VoteBoth first filed with the Federal Election Commission on April 8, two weeks before the Pennsylvania primary that Clinton won and that was considered a crucial window for her comeback. The group's original mission promoted the idea of Clinton as the nominee, with Obama as her running mate.
On May 1, days after the Rev. Jeremiah Wright's latest divisive remarks and Obama's renouncement of his former pastor, VoteBoth amended its mission. It now would support a joint ticket in either order, so long as Clinton's name was on the ballot.
Last week, as Obama's strong showing made him all but certain to clinch the nomination, VoteBoth leaders began putting themselves in the spotlight, sending regular press releases, posting blogs and appearing in interviews.
Parkhomenko wrote a widely circulated piece on The Huffington Post on Tuesday as voters went to the polls in North Carolina and Indiana primaries. "VoteBoth does not aim to pick who leads the ticket," he said. He wrote of friends who "believe in Barack as strongly as I believe in Hillary" and wanting to be inclusive "as a matter of fairness, practicality, experience and hope."
On Friday, when word went out that Sen. Ted Kennedy, D-Mass., didn't see Clinton as Obama's pick for a running mate, VoteBoth released a statement offering respect for Kennedy. But it added, "We think that the millions of Democrats who have voted for Barack Obama and Hillary Clinton have something to say, too. Why stop at having a nominee who has the support of 51 percent of Democrats when we could have a 'Dream Team' ticket that has won 100 percent?"
On Friday, Parkhomenko said through a spokesman that his decision to change the mission came after talking to an Obama supporter. He also said he gave neither the Clinton nor Obama campaigns a heads-up about his group.
In an interview Friday, Arora said VoteBoth is not coordinated with Clinton's campaign, and is "just a bunch of us volunteering our time because we think this is a good idea." Despite the lopsided Clinton connections, he said it isn't just about supporting Clinton but about bringing together the rivals' historic turnout and fund-raising machines and constituencies.

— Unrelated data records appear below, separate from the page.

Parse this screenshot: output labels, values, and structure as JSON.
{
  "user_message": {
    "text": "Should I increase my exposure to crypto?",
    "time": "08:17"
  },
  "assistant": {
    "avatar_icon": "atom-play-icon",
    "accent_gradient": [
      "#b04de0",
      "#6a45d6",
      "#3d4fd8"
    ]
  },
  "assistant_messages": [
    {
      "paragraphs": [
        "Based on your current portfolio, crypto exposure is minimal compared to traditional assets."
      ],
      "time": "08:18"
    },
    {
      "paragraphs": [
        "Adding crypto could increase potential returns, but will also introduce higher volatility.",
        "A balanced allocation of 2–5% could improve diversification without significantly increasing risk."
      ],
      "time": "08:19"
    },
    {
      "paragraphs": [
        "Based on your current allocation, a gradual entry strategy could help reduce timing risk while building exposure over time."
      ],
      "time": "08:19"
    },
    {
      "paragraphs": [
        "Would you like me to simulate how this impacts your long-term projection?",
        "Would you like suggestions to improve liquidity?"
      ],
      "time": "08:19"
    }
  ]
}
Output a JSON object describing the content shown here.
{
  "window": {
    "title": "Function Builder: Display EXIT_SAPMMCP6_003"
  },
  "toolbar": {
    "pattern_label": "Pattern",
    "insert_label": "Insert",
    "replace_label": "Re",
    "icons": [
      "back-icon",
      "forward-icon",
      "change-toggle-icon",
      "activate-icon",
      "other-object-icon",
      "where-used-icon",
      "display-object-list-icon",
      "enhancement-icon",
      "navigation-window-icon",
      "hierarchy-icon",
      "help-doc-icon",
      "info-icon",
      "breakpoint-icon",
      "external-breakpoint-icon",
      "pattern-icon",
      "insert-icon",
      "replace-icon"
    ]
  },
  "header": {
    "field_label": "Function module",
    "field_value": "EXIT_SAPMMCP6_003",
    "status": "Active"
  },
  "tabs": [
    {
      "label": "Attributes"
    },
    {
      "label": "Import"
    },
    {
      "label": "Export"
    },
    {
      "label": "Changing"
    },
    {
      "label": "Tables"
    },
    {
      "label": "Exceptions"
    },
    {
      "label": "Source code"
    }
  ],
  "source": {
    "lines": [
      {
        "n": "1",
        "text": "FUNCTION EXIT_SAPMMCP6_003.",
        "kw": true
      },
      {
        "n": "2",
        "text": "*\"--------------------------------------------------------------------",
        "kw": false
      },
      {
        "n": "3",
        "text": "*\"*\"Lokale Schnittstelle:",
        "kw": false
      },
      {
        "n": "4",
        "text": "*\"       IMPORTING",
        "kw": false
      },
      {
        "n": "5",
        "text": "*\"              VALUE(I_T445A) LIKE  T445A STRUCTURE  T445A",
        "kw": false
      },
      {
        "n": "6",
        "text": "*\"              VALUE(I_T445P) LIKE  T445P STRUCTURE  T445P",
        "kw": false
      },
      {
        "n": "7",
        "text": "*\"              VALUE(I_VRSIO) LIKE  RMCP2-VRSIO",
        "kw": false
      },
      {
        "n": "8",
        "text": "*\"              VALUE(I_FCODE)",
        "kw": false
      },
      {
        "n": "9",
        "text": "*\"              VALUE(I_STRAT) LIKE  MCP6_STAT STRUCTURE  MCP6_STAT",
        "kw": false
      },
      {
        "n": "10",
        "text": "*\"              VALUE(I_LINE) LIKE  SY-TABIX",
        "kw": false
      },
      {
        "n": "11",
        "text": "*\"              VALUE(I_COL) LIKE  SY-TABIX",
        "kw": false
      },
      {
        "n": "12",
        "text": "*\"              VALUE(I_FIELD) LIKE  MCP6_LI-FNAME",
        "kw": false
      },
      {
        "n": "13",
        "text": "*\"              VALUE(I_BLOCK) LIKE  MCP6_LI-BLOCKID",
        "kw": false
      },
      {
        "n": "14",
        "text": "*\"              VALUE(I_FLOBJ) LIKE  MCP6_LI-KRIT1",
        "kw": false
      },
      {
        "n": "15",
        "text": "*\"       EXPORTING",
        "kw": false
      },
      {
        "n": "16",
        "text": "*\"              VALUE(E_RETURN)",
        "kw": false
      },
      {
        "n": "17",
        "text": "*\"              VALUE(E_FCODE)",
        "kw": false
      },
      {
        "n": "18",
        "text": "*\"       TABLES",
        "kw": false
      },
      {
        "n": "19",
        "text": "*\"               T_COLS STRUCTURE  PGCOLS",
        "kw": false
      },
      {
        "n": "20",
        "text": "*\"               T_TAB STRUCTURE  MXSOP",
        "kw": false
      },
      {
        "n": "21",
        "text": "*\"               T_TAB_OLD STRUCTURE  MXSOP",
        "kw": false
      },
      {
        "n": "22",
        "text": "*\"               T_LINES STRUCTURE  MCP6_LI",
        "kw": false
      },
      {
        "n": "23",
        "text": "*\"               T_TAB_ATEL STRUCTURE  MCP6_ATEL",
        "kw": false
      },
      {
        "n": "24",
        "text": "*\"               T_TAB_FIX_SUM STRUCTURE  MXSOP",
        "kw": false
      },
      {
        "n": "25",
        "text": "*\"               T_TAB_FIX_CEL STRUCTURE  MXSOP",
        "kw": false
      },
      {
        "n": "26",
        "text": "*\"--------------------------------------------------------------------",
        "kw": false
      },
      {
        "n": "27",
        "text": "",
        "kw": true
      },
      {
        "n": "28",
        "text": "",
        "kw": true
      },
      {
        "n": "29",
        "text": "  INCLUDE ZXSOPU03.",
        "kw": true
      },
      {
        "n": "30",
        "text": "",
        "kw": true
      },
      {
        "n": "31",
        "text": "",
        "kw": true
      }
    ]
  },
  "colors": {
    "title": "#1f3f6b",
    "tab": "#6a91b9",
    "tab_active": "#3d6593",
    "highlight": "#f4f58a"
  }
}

"There's been a lot of talk about a unity ticket and we think that's where the conversation should be," said Arora, choosing a word — conversation — that Clinton used to frame her campaign appearances. "If we've been able to help the discussion forward, that's what we're focused on."
"If Barack Obama is the nominee and he takes Senator Clinton as his vice president, you've got a ticket that's already won 100 percent of the Democratic vote, that's turned out a record number of Democratic voters and that has shattered fundraising records. A unity ticket is the way Democrats win in November."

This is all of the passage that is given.